The field of inverse problems and numerical methods is rapidly evolving, with a focus on developing efficient and accurate algorithms for solving complex problems. Recent research has centered on improving iterative inversion schemes, such as the Born series and the reduced inverse Born series, to avoid local minima and linearization. Additionally, there is a growing interest in using Prony series approximations for analyzing relaxation data in glassy states.
Another significant direction is the development of regularization methods, including projected iterated Tikhonov regularization, to solve ill-posed problems in low precision. The Lebesgue constant for uniform approximation of differential forms has also been explored, providing insights into the estimation of approximation errors.
Frequency-weighted extended balanced truncation methods have been proposed for discrete and continuous-time linear time-invariant plants, offering a-priori error bounds and numerical validation. Computing equilibrium points of electrostatic potentials has also been investigated, with algorithms based on piecewise approximation of the potential function by Taylor series.

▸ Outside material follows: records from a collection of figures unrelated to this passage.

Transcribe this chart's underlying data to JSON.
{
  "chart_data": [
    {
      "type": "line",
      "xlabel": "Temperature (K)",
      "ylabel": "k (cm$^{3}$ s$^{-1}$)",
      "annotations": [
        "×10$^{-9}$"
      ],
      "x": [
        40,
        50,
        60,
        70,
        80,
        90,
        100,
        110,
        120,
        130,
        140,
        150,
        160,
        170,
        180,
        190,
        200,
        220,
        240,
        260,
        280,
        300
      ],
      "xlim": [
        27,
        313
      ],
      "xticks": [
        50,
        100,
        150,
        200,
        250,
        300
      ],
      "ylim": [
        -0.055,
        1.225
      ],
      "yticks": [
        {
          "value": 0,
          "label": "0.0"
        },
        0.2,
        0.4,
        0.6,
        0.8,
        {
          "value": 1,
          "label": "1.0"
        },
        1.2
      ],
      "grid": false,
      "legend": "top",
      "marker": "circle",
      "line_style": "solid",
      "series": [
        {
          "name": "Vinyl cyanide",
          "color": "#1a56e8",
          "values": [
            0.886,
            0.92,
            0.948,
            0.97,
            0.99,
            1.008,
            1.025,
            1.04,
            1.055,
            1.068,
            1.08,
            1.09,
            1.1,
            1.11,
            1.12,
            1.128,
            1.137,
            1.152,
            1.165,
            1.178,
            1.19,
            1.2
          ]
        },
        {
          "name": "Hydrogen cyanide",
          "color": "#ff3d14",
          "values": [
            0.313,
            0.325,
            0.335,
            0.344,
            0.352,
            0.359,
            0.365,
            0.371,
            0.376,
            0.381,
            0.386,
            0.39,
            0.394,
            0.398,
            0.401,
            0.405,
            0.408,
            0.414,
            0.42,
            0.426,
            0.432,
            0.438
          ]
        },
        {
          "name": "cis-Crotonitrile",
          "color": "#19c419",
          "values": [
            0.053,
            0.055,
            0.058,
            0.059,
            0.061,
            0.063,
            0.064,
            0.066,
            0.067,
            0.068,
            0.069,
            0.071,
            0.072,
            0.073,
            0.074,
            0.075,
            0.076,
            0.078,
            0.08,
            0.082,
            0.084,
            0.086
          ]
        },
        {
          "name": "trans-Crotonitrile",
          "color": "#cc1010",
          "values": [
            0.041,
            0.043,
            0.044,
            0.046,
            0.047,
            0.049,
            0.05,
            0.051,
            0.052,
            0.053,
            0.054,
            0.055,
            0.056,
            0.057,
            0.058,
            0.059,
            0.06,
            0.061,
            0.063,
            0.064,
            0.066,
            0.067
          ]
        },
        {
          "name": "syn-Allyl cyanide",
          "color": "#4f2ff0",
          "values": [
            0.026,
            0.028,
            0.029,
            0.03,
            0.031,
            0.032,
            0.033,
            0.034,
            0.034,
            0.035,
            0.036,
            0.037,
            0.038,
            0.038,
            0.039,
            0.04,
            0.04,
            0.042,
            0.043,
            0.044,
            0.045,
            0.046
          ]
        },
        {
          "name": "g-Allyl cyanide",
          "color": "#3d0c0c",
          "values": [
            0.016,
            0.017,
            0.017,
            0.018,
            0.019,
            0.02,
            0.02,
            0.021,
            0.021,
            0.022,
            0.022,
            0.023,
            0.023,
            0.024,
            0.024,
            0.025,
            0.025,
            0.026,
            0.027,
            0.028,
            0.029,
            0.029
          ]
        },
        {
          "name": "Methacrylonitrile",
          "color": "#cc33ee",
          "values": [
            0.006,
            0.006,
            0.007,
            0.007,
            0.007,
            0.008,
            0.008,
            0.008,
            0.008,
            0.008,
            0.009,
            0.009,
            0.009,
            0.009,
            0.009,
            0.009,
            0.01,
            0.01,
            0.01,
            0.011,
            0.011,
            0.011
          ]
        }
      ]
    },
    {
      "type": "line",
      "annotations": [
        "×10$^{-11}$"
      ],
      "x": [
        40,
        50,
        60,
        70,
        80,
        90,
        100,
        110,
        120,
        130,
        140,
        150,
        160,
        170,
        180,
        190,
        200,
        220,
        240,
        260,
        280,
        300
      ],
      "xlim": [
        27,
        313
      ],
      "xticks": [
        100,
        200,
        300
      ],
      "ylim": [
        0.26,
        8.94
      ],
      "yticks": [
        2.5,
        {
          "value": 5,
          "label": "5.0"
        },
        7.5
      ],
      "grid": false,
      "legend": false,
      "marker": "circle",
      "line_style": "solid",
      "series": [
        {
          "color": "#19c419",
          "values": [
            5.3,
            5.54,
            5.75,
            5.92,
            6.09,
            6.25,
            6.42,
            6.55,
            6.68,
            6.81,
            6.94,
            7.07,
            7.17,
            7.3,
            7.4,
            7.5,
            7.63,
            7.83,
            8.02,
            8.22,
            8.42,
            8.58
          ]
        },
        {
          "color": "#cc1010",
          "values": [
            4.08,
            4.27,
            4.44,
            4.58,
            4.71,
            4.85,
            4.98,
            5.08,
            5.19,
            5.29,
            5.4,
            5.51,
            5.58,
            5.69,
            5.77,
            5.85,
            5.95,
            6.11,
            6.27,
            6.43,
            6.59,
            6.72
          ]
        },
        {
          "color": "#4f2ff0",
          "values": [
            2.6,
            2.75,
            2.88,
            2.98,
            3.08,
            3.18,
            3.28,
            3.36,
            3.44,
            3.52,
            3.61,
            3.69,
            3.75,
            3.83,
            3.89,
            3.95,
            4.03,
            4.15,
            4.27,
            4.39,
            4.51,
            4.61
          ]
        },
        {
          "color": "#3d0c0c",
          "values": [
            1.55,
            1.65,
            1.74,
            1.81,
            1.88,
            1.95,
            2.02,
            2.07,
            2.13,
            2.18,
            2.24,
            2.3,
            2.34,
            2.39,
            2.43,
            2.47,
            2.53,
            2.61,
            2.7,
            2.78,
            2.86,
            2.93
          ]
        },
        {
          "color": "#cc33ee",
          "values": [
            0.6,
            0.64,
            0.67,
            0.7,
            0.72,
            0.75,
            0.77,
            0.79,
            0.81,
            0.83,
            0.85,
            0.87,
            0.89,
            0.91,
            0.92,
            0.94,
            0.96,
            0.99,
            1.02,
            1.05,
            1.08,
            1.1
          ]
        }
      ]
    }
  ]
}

Noteworthy papers in this area include: The paper on a superfast direct solver for type-III inverse nonuniform discrete Fourier transform, which proposes a novel decomposition method enabling quasi-linear complexity. The paper on greedy techniques for inverse problems, which introduces a novel greedy framework for optimal selection of indirect measurements in operator codomains. The paper on a unified low-rank ADI framework, which shows that low-rank ADI methods for Lyapunov, Sylvester, and Riccati equations can be shared, substantially increasing computational efficiency.